The company believes in the potential for cultured meat to have a dramatic impact on business models, products, consumer habits, and sustainability. Developing such technology requires a great deal of expertise across a range of disciplines and we believe that enabling the production of cultured meat by licensing the production technologies is a powerful way to accelerate widespread adoption.
MeaTech recently acquired Belgian cultured fat producer Peace of Meat. What was the drive behind this acquisition? Can we expect more acquisitions in the future?
MeaTech was initially focused on cultured beef, where our team in Israel is focusing on bovine cell line technologies. The company aspires to offer a range of cell types and is exploring routes to achieve this. Chicken is clearly a key market. Rather than developing the capabilities from the ground up, we searched for a company we felt had the best technologies, would be a good fit, and would complement our capabilities. Peace of Meat has a world-class scientific and business team as well as impressive cell-culturing technologies.

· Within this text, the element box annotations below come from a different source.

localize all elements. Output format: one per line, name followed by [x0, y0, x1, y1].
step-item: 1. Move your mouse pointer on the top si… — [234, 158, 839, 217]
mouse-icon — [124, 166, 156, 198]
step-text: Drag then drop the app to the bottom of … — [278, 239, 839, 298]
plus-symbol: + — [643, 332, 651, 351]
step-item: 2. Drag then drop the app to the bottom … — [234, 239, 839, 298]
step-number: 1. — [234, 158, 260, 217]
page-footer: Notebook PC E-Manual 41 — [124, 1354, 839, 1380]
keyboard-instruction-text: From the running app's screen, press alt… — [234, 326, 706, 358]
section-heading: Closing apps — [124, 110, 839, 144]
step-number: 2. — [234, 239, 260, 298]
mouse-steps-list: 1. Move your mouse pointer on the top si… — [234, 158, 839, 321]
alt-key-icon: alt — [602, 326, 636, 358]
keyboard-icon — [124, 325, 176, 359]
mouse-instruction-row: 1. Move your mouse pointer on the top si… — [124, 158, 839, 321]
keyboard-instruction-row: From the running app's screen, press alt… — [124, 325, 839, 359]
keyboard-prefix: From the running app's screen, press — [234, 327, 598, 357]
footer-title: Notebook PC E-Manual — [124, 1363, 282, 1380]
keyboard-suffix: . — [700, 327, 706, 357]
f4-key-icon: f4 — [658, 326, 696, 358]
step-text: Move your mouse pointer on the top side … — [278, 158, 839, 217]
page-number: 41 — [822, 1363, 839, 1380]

The MeaTech group is now working on multi-species solutions, and as announced, it is also exploring alternatives in the aquaculture space. Meanwhile Peace of Meat is focusing on scaling up production of cultured chicken fat as an ingredient in hybrid plant/cell-based products.
The myriad benefits of cell-cultured meat are well documented, do you believe this technology could dramatically change the world’s relationship to food production?
We go to work knowing what we are doing has the potential to drive real change. The impact on the environment and ethical considerations are indeed clear but it is also important to look at the additional societal and business advantages. Cultured meat may be safer and cleaner and may ensure as well as reshape supply chains. We believe cultured meat and other new food technologies, like precision fermentation, will ultimately change the relationship between food production and agriculture. Tomorrow’s agriculture will probably require much less land, have a much smaller environmental footprint, and ensure more local and flexible supply.